Veröffentlicht inAktuelles

Anschlag auf Weihnachtsmarkt Magdeburg ++ Leisteten Polizei und Stadtverwaltung „Beihilfe“? ++ Terrorismus-Forscher: Attentäter psychisch krank

Nach dem schrecklichen Anschlag auf den Weihnachtsmarkt in Magdeburg herrschen Trauer und Fassungslosigkeit. Wir berichten im News-Blog.

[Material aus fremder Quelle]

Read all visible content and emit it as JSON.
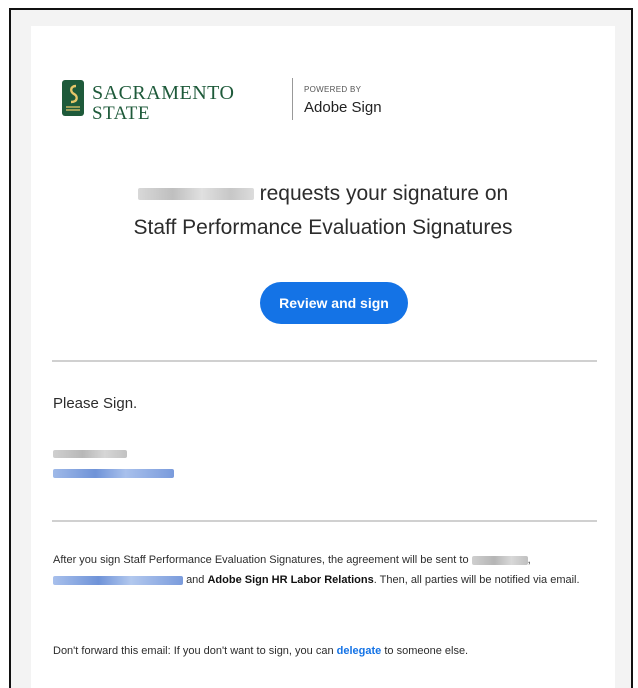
{
  "header": {
    "brand_line1": "SACRAMENTO",
    "brand_line2": "STATE",
    "powered_by": "POWERED BY",
    "product": "Adobe Sign"
  },
  "message": {
    "headline_suffix": "requests your signature on",
    "document_title": "Staff Performance Evaluation Signatures",
    "cta_label": "Review and sign",
    "note": "Please Sign."
  },
  "footer": {
    "after_part1": "After you sign Staff Performance Evaluation Signatures, the agreement will be sent to",
    "after_part2": "and",
    "after_bold": "Adobe Sign HR Labor Relations",
    "after_part3": ". Then, all parties will be notified via email.",
    "dont_forward_prefix": "Don't forward this email: If you don't want to sign, you can",
    "delegate_link": "delegate",
    "dont_forward_suffix": "to someone else."
  },
  "colors": {
    "accent": "#1473e6",
    "brand_green": "#1e5a3a",
    "frame_bg": "#f3f3f3"
  },
  "icons": [
    "sac-state-seal-icon"
  ]
}
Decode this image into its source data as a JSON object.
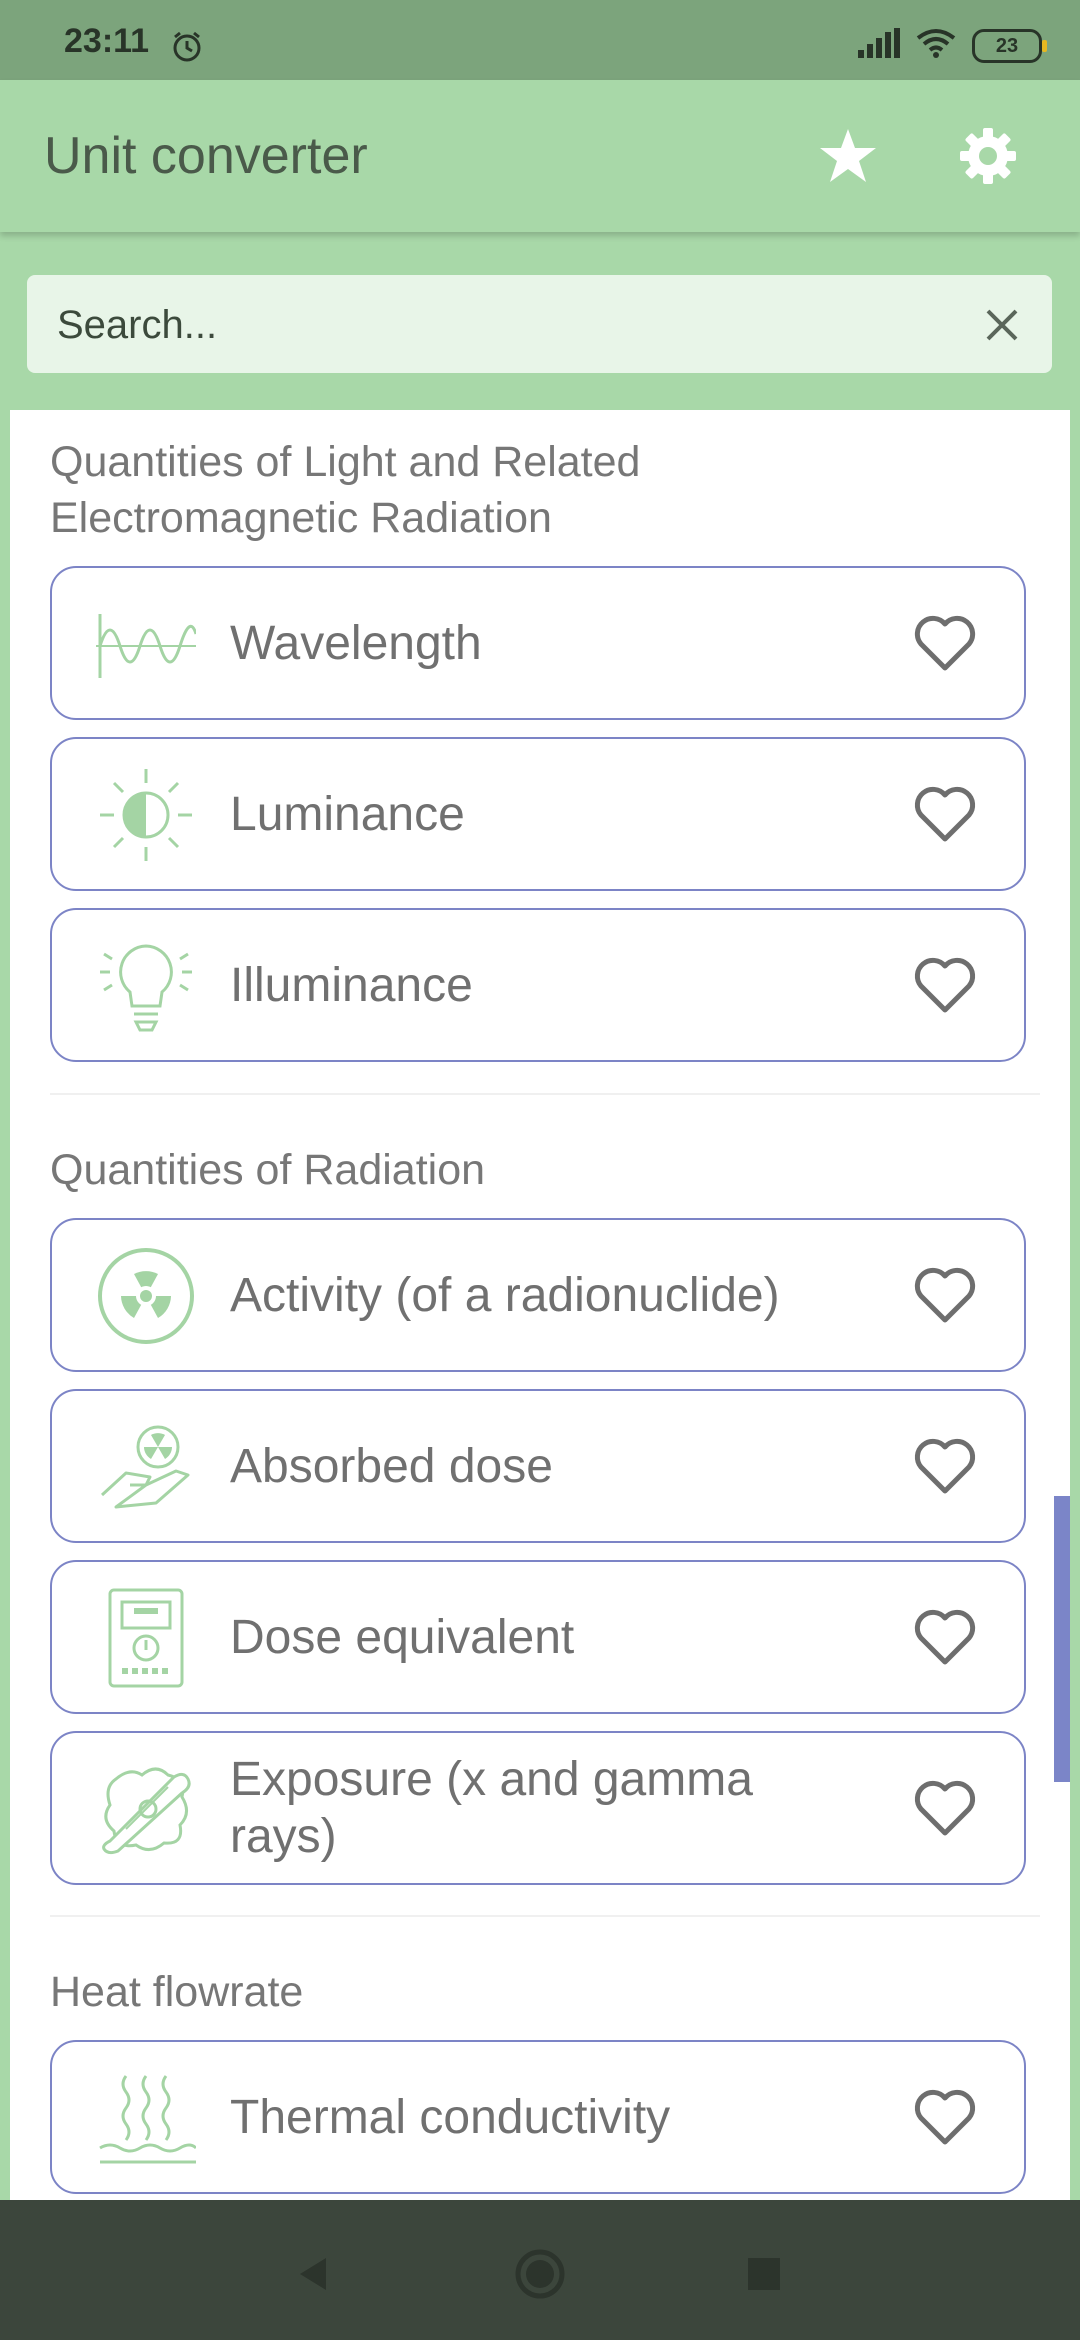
{
  "status": {
    "time": "23:11",
    "battery": "23"
  },
  "app": {
    "title": "Unit converter",
    "favorites_icon": "star-icon",
    "settings_icon": "gear-icon"
  },
  "search": {
    "placeholder": "Search...",
    "value": ""
  },
  "sections": [
    {
      "title": "Quantities of Light and Related Electromagnetic Radiation",
      "items": [
        {
          "label": "Wavelength",
          "icon": "wavelength-icon"
        },
        {
          "label": "Luminance",
          "icon": "luminance-icon"
        },
        {
          "label": "Illuminance",
          "icon": "lightbulb-icon"
        }
      ]
    },
    {
      "title": "Quantities of Radiation",
      "items": [
        {
          "label": "Activity (of a radionuclide)",
          "icon": "radiation-icon"
        },
        {
          "label": "Absorbed dose",
          "icon": "hand-radiation-icon"
        },
        {
          "label": "Dose equivalent",
          "icon": "dosimeter-icon"
        },
        {
          "label": "Exposure (x and gamma rays)",
          "icon": "xray-icon"
        }
      ]
    },
    {
      "title": "Heat flowrate",
      "items": [
        {
          "label": "Thermal conductivity",
          "icon": "heat-waves-icon"
        }
      ]
    }
  ],
  "colors": {
    "accent": "#a8d8a8",
    "icon_green": "#a4d4a4",
    "card_border": "#7c84c6",
    "nav_bar": "#3c463c"
  }
}
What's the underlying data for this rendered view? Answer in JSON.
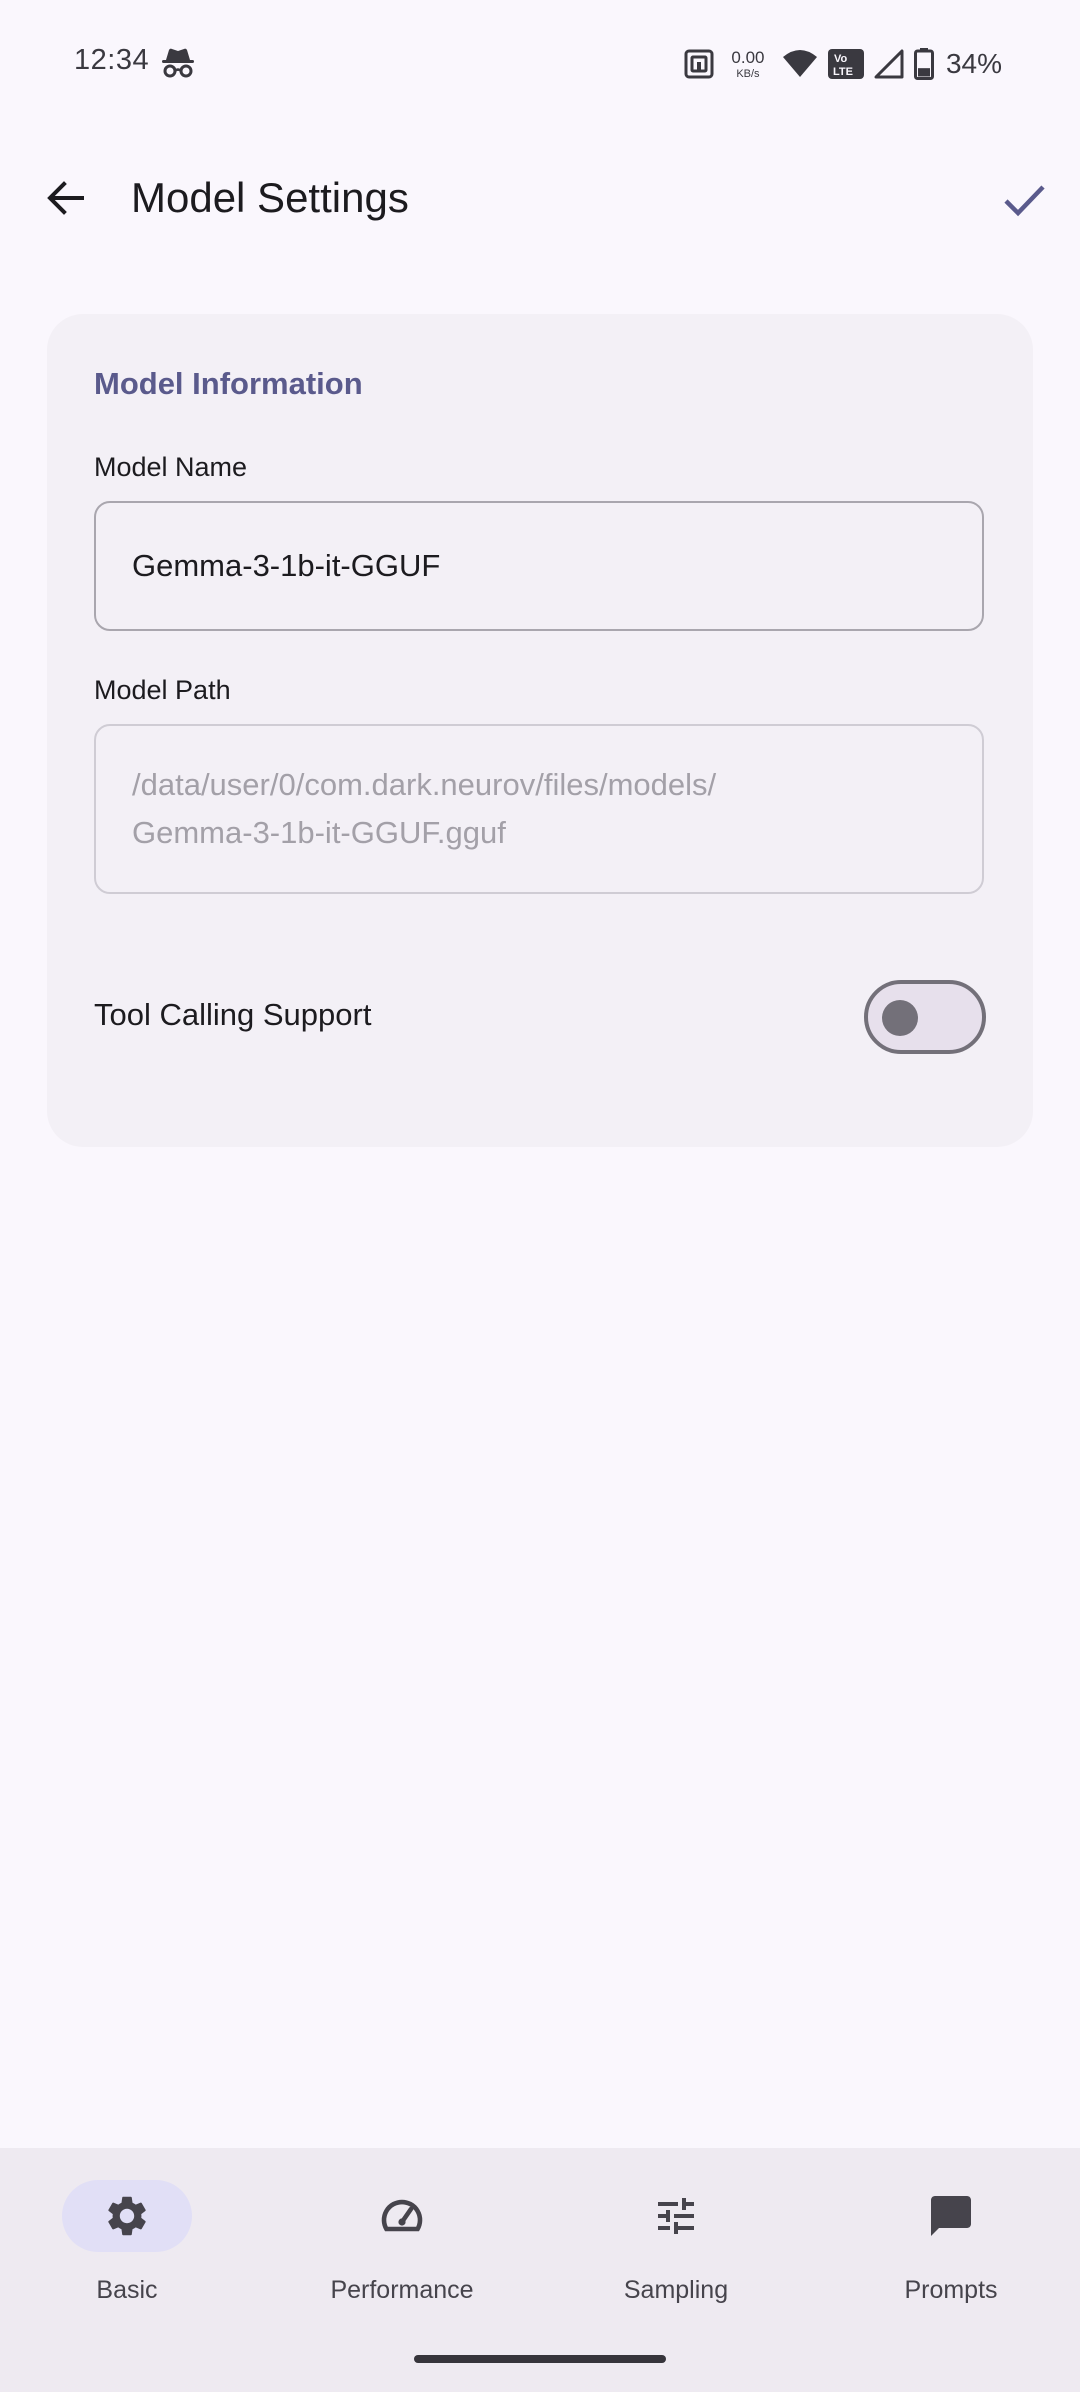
{
  "status_bar": {
    "time": "12:34",
    "net_speed_value": "0.00",
    "net_speed_unit": "KB/s",
    "volte_label": "Vo LTE",
    "battery_percent": "34%",
    "battery_level": 0.34,
    "icons": [
      "incognito-icon",
      "nfc-icon",
      "wifi-icon",
      "volte-icon",
      "signal-icon",
      "battery-icon"
    ]
  },
  "app_bar": {
    "title": "Model Settings",
    "back_icon": "arrow-back-icon",
    "save_icon": "check-icon"
  },
  "model_info": {
    "section_title": "Model Information",
    "name_label": "Model Name",
    "name_value": "Gemma-3-1b-it-GGUF",
    "path_label": "Model Path",
    "path_value": "/data/user/0/com.dark.neurov/files/models/\nGemma-3-1b-it-GGUF.gguf",
    "tool_calling_label": "Tool Calling Support",
    "tool_calling_enabled": false
  },
  "bottom_nav": {
    "items": [
      {
        "label": "Basic",
        "icon": "gear-icon",
        "selected": true
      },
      {
        "label": "Performance",
        "icon": "speedometer-icon",
        "selected": false
      },
      {
        "label": "Sampling",
        "icon": "sliders-icon",
        "selected": false
      },
      {
        "label": "Prompts",
        "icon": "chat-bubble-icon",
        "selected": false
      }
    ]
  },
  "colors": {
    "background": "#FAF7FD",
    "card": "#F3F0F6",
    "accent": "#5A5A8C",
    "nav_bar": "#EEEAF1",
    "nav_active_indicator": "#E1DFF6"
  }
}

Der Weihnachtsmarkt in Magdeburg nach dem Anschlag am Freitag (20. Dezember).
© picture alliance/dpa

Terror-Anschlag auf Weihnachtsmarkt Magdeburg: Auto fährt in Menschenmenge

Auf dem zentralen Weihnachtsmarkt in Magdeburg ist es am Freitag (20. Dezember) zu einem Anschlag mit verheerenden Folgen gekommen.

Der Anschlag auf den Weihnachtsmarkt in Magdeburg schockierte am Freitag (20. Dezember) ein ganzes Land. Der Schock sitzt auch einige Tage danach immer noch tief.

Die Zahl der Opfer ist in den darauffolgenden Tagen gestiegen. Bei den insgesamt fünf Todesopfern handelt es sich um vier erwachsene Frauen und ein neunjähriges Kind – darüber hinaus gab es rund 200 Verletzte.

Der Weihnachtsmarkt wurde noch am Freitagabend umgehend geschlossen. Polizei und Rettungskräfte waren bis tief in die Nacht hinein im Großeinsatz. Bei dem mutmaßlichen Täter handelt es sich um einen 50-jährigen Mann aus Saudi-Arabien, ein islamistisches Motiv konnte früh ausgeschlossen werden.

Die Stadt hat kurz nach dem Anschlag Konsequenzen gezogen und als Zeichen der Trauer alle kulturellen Veranstaltungen bis Montag (23. Dezember) in Magdeburg abgesagt.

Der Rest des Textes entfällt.